Elisa : Pensez-vous que l'IA élargisse à nouveau l'accès à la photographie et au cinéma, un peu comme l'ont fait les smartphones ?
Wanda : Mon frère est graphiste et il utilise lui aussi l'IA pour créer des illustrations conceptuelles. Il m'a dit qu'en gros, n'importe qui peut créer des centaines et des centaines d'images grâce à l'IA. Mais au final, il faut savoir comment lui donner des instructions, et pour choisir une image au bout du compte, il faut quand même comprendre l'éclairage, la composition et la narration.
Donc, si quelqu'un débute, je lui conseillerais quand même de commencer par un appareil photo argentique, d'apprendre l'ouverture, la vitesse d'obturation et la sensibilité, puis de passer au numérique. Et ensuite, quand on aura parcouru tout ce chemin et commencé à développer une certaine esthétique et un certain goût, on pourra peut-être se tourner vers l'IA. Il faut quand même avoir un certain goût, une vision claire et un sens de l'esthétique pour bien utiliser l'IA.
Elisa : Ce processus d'apprentissage de l'argentique avant de passer au numérique est exactement le parcours que j'ai suivi.
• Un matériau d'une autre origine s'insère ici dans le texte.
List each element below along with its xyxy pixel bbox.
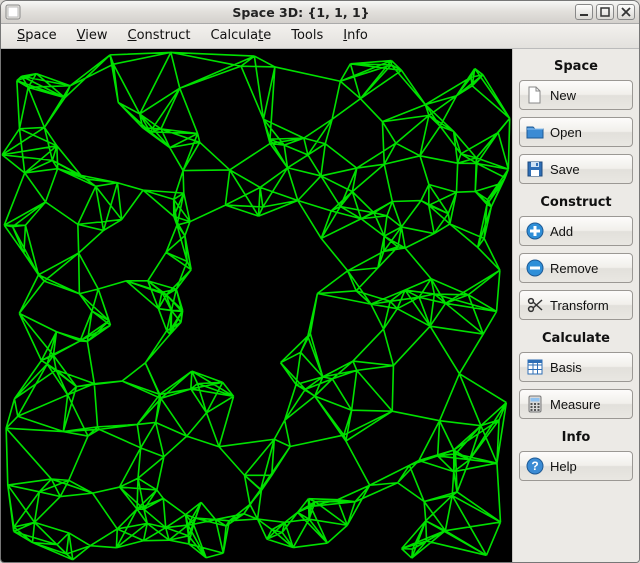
remove-button-label: Remove bbox=[550, 261, 598, 276]
wireframe-mesh bbox=[2, 52, 510, 559]
minus-icon bbox=[526, 259, 544, 277]
scissors-icon bbox=[526, 296, 544, 314]
transform-button-label: Transform bbox=[550, 298, 609, 313]
maximize-button[interactable] bbox=[596, 4, 614, 20]
open-button[interactable]: Open bbox=[519, 117, 633, 147]
add-button[interactable]: Add bbox=[519, 216, 633, 246]
menubar: SpaceViewConstructCalculateToolsInfo bbox=[1, 24, 639, 49]
window-controls bbox=[575, 4, 635, 20]
basis-button-label: Basis bbox=[550, 360, 582, 375]
menu-info[interactable]: Info bbox=[333, 24, 378, 48]
window-title: Space 3D: {1, 1, 1} bbox=[27, 5, 575, 20]
close-icon bbox=[621, 7, 631, 17]
sidebar: Space New Open Save Construct Add Remove Transf… bbox=[512, 49, 639, 562]
help-button[interactable]: ? Help bbox=[519, 451, 633, 481]
menu-calculate[interactable]: Calculate bbox=[200, 24, 281, 48]
section-title-space: Space bbox=[519, 55, 633, 80]
close-button[interactable] bbox=[617, 4, 635, 20]
svg-text:?: ? bbox=[531, 459, 538, 473]
save-button-label: Save bbox=[550, 162, 580, 177]
transform-button[interactable]: Transform bbox=[519, 290, 633, 320]
minimize-icon bbox=[579, 7, 589, 17]
plus-icon bbox=[526, 222, 544, 240]
folder-icon bbox=[526, 123, 544, 141]
section-title-calculate: Calculate bbox=[519, 327, 633, 352]
new-button-label: New bbox=[550, 88, 576, 103]
calculator-icon bbox=[526, 395, 544, 413]
menu-tools[interactable]: Tools bbox=[281, 24, 333, 48]
menu-construct[interactable]: Construct bbox=[118, 24, 201, 48]
remove-button[interactable]: Remove bbox=[519, 253, 633, 283]
app-window: Space 3D: {1, 1, 1} SpaceViewConstructCa… bbox=[0, 0, 640, 563]
maximize-icon bbox=[600, 7, 610, 17]
file-icon bbox=[526, 86, 544, 104]
main-area: Space New Open Save Construct Add Remove Transf… bbox=[1, 49, 639, 562]
add-button-label: Add bbox=[550, 224, 573, 239]
app-icon bbox=[5, 4, 21, 20]
viewport-canvas[interactable] bbox=[1, 49, 512, 562]
help-button-label: Help bbox=[550, 459, 577, 474]
measure-button-label: Measure bbox=[550, 397, 601, 412]
section-title-info: Info bbox=[519, 426, 633, 451]
minimize-button[interactable] bbox=[575, 4, 593, 20]
menu-space[interactable]: Space bbox=[7, 24, 67, 48]
open-button-label: Open bbox=[550, 125, 582, 140]
titlebar: Space 3D: {1, 1, 1} bbox=[1, 1, 639, 24]
measure-button[interactable]: Measure bbox=[519, 389, 633, 419]
floppy-icon bbox=[526, 160, 544, 178]
section-title-construct: Construct bbox=[519, 191, 633, 216]
menu-view[interactable]: View bbox=[67, 24, 118, 48]
save-button[interactable]: Save bbox=[519, 154, 633, 184]
new-button[interactable]: New bbox=[519, 80, 633, 110]
help-icon: ? bbox=[526, 457, 544, 475]
basis-button[interactable]: Basis bbox=[519, 352, 633, 382]
grid-icon bbox=[526, 358, 544, 376]
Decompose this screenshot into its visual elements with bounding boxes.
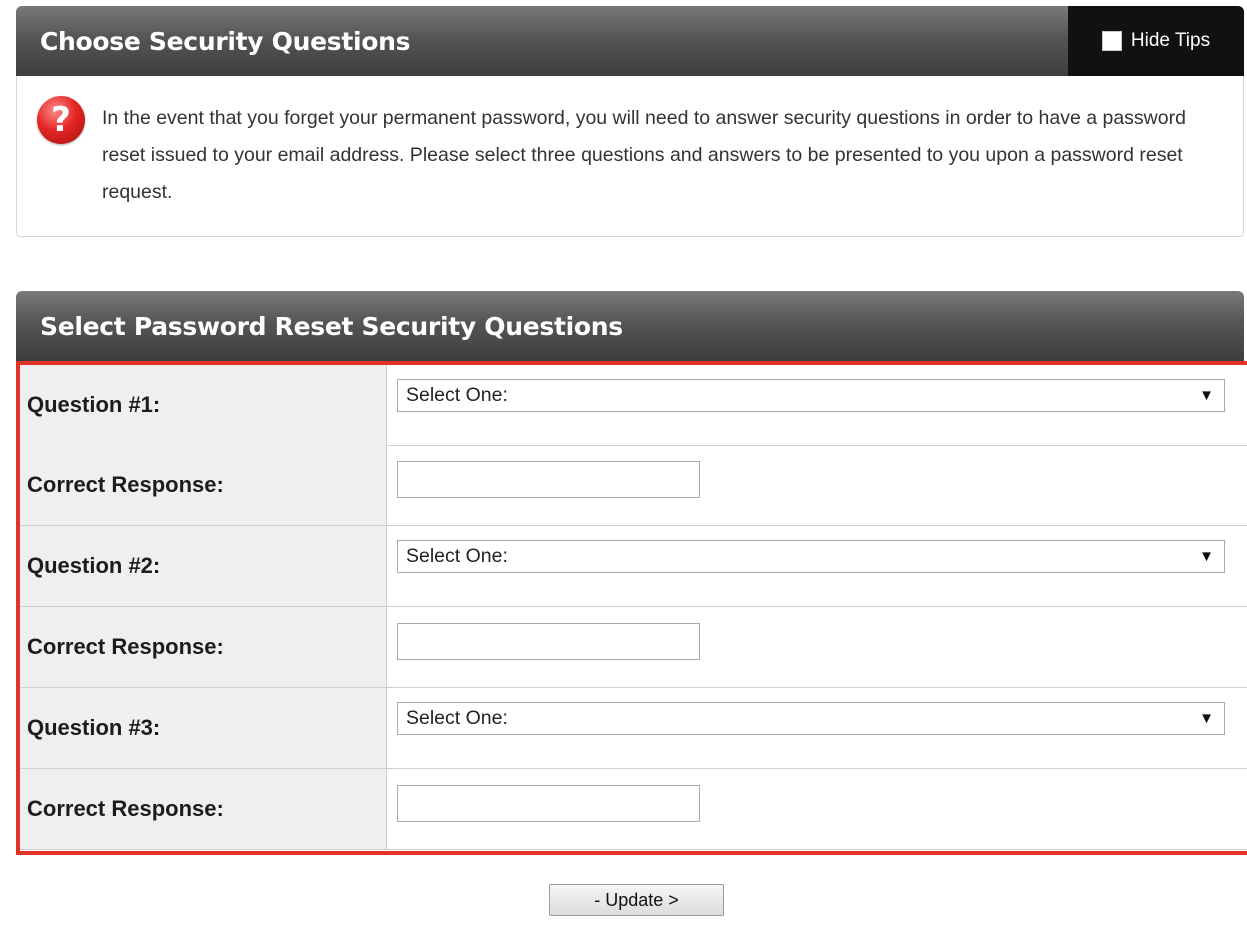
tips-body: ? In the event that you forget your perm…: [16, 76, 1244, 237]
questions-panel-header: Select Password Reset Security Questions: [16, 291, 1244, 361]
response-1-row: Correct Response:: [20, 445, 1247, 526]
response-3-input[interactable]: [397, 785, 700, 822]
questions-panel: Select Password Reset Security Questions: [16, 291, 1244, 361]
security-questions-form: Question #1: Select One: ▼ Correct Respo…: [16, 361, 1247, 855]
hide-tips-toggle[interactable]: Hide Tips: [1068, 6, 1244, 76]
dropdown-arrow-icon: ▼: [1199, 548, 1214, 565]
response-2-label: Correct Response:: [20, 607, 387, 687]
question-2-select-value: Select One:: [406, 545, 508, 567]
question-2-select[interactable]: Select One: ▼: [397, 540, 1225, 573]
update-button[interactable]: - Update >: [549, 884, 724, 916]
tips-panel-header: Choose Security Questions Hide Tips: [16, 6, 1244, 76]
question-2-label: Question #2:: [20, 526, 387, 606]
question-mark-icon: ?: [37, 96, 85, 144]
tips-panel-title: Choose Security Questions: [40, 27, 411, 56]
response-2-row: Correct Response:: [20, 607, 1247, 688]
response-3-row: Correct Response:: [20, 769, 1247, 850]
questions-panel-title: Select Password Reset Security Questions: [40, 312, 623, 341]
response-1-label: Correct Response:: [20, 445, 387, 525]
response-1-input[interactable]: [397, 461, 700, 498]
question-3-select[interactable]: Select One: ▼: [397, 702, 1225, 735]
response-3-label: Correct Response:: [20, 769, 387, 849]
question-3-row: Question #3: Select One: ▼: [20, 688, 1247, 769]
hide-tips-checkbox[interactable]: [1101, 31, 1122, 51]
question-3-select-value: Select One:: [406, 707, 508, 729]
question-2-row: Question #2: Select One: ▼: [20, 526, 1247, 607]
response-2-input[interactable]: [397, 623, 700, 660]
tips-panel: Choose Security Questions Hide Tips ? In…: [16, 6, 1244, 237]
question-3-label: Question #3:: [20, 688, 387, 768]
tips-text: In the event that you forget your perman…: [102, 107, 1186, 203]
dropdown-arrow-icon: ▼: [1199, 387, 1214, 404]
question-1-label: Question #1:: [20, 365, 387, 445]
question-1-row: Question #1: Select One: ▼: [20, 365, 1247, 446]
hide-tips-label: Hide Tips: [1130, 30, 1211, 51]
question-1-select-value: Select One:: [406, 384, 508, 406]
dropdown-arrow-icon: ▼: [1199, 710, 1214, 727]
question-1-select[interactable]: Select One: ▼: [397, 379, 1225, 412]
Je crains que les nouvelles générations ne regardent cela et se disent : « Eh bien, c'est un peu archaïque ». Mais j'ai l'impression que ce dont tu parlais, c'était de trouver sa propre voix. En gros, se contenter de régurgiter ce que d'autres ont créé pour en faire quelque chose de nouveau, c'est un peu comme aller dans une galerie d'art et regarder une œuvre réalisée par quelqu'un d'autre : on ne passe pas par le processus d'extrapolation puis de condensation personnelle. J'ai l'impression que ce processus qui consiste à trouver sa voix créative et son intuition va sans doute devenir plus difficile à mener à bien, peut-être.
Clive : Il y a un mot que j'aimerais introduire ici, et c'est « artisanat ». Tu sais, tout est une question d'artisanat.
Elisa : J'adore ce mot, « artisanat », parce que je pense que ce concept de se donner corps et âme pour les arts ne vient pas de nulle part. Je pense que tout le monde ici sait que c'est presque comme si l'art t'avait choisi. Tu es désormais prisonnier de cette vie.
Clive : Nous disposons aujourd'hui d'une technologie phénoménale en matière d'objectifs, et je travaille avec les meilleurs appareils photo que j'ai jamais eus. Mais ce n'est pas tant une question de technologie que de personnes : c'est le savoir-faire que nous portons tous dans nos têtes, toute notre expérience, toutes nos connaissances, pas seulement en photographie ou en réalisation de films, mais aussi notre sagesse de vie, et le fait de partager tout cela à travers des initiatives comme le Young People Programme de Canon.
Wanda : C'est tellement important de soutenir les jeunes photographes émergents et de les aider à développer leur propre voix. Car, oui, en fin de compte, c'est quelque chose que l'IA ne peut pas reproduire.
Tania : J'enseigne moi aussi, et je me rends compte de plus en plus que c'est exactement le message que je transmets à mes élèves : développer leur propre voix, se concentrer sur ce qu'ils apportent au processus et sur qui ils sont. Et puis, bien sûr, il faut se concentrer sur les fondamentaux du métier et de la pratique.
Je pense que les nouveaux venus dans le secteur ont une curiosité innée. Par exemple, ils trouvent le cinéma intéressant justement parce que tout le monde se tourne vers autre chose. Le tout est donc de ne pas laisser s'éteindre cette flamme.